With nothing to replace it, the shuttle program’s demise ends America’s manned spaceflight program, at least for now.

This is a sad day for astronomy.

I hope that a decade from today, we look back on this as a short-term blip between government-funded manned spaceflight and commercially-funded manned spaceflight.

I feel like the Spirit rover is a symbol of NASA; capable of glorious achievement, until it gets its foot stuck in mud. I could digress about whether America is losing the “superpower” status, but I’m not in the mood today. Today is for Atlantis and her crew.

Godspeed, Atlantis. Safely go and safely come back again. I hope you will not be the last American space ship.

2 thoughts on “First Spirit, now Atlantis

  1. It is about time they killed the program that killed so many good people. We as humans should be getting back to the moon and going out through the solar system.
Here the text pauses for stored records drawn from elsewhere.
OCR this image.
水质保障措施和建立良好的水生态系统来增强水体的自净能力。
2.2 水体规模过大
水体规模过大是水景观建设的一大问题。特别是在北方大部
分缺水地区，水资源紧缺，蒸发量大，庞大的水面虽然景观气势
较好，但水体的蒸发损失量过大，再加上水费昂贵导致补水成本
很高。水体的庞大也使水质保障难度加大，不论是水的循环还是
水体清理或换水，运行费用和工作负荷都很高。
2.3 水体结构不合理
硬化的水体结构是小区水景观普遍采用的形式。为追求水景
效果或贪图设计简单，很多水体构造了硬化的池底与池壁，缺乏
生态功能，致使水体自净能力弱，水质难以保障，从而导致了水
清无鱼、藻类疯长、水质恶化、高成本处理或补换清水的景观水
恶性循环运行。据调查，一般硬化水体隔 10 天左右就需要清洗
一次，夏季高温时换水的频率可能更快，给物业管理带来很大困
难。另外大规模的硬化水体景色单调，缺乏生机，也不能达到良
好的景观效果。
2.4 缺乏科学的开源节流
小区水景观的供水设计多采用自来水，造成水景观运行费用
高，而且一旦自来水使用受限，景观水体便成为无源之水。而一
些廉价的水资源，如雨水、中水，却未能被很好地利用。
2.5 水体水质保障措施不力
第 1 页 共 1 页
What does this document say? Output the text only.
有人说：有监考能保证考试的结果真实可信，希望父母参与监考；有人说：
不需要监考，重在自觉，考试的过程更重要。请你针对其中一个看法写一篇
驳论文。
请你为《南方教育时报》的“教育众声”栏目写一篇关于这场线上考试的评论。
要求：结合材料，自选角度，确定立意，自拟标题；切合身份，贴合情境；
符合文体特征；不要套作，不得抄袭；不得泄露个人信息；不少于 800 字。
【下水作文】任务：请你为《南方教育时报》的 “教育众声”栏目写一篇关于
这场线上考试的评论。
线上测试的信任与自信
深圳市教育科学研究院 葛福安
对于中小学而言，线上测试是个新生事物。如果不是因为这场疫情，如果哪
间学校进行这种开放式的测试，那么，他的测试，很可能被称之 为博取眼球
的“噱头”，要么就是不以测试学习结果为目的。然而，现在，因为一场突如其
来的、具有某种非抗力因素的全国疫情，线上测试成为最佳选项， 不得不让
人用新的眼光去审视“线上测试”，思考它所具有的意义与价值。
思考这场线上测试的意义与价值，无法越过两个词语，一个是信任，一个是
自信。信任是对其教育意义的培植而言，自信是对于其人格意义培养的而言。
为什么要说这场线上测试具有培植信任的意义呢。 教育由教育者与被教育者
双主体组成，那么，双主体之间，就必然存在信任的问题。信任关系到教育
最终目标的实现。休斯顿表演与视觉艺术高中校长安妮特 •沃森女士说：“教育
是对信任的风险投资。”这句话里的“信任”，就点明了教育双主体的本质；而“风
    What was a sad day was to see a project sponsored my Microsoft send a person into space for far cheaper than the Mercury Project, and know that the trillions of dollars in funding should have been used more intelligently for space exploration.

  2. I agree that the US should focus on interplanetary human travel (moon, Mars, Europa, etc), rather than the ISS. See this post where I put it succinctly.

    I also agree that if we’d continued the path blazed by Chuck Yeager and moved toward horizontal liftoff to orbit, we’d have much more benefit both to space travel (it would be cheaper and easier) and to planetary travel (ballistic suborbital passgener flights taking people from NYC to London in 45 minutes).

    My main beef is that there has been essentially zero innovation in space vehicle technology since the 1960’s. In addition, NASA seems to be ignoring its best and brightest missions (Hubble, Spirit) and still can’t seem to come up with anything to put people into space, despite years of technological progress.

    Now that technology has progressed to a point where non-governmental agencies can afford to put ships into space (and soon into orbit), mankind simply needs a reason to keep going to space. Columbus stumbled across the West Indies while trying to bring commodities to Europe. It sounds crass, but the monetization of space will be necessary before we start making a real effort to make our presence permanent.

    Spirit and Atlantis represent the US government turning its back on the sky. Who will pick up the mantle that they’ve folded and tossed in the attic of history?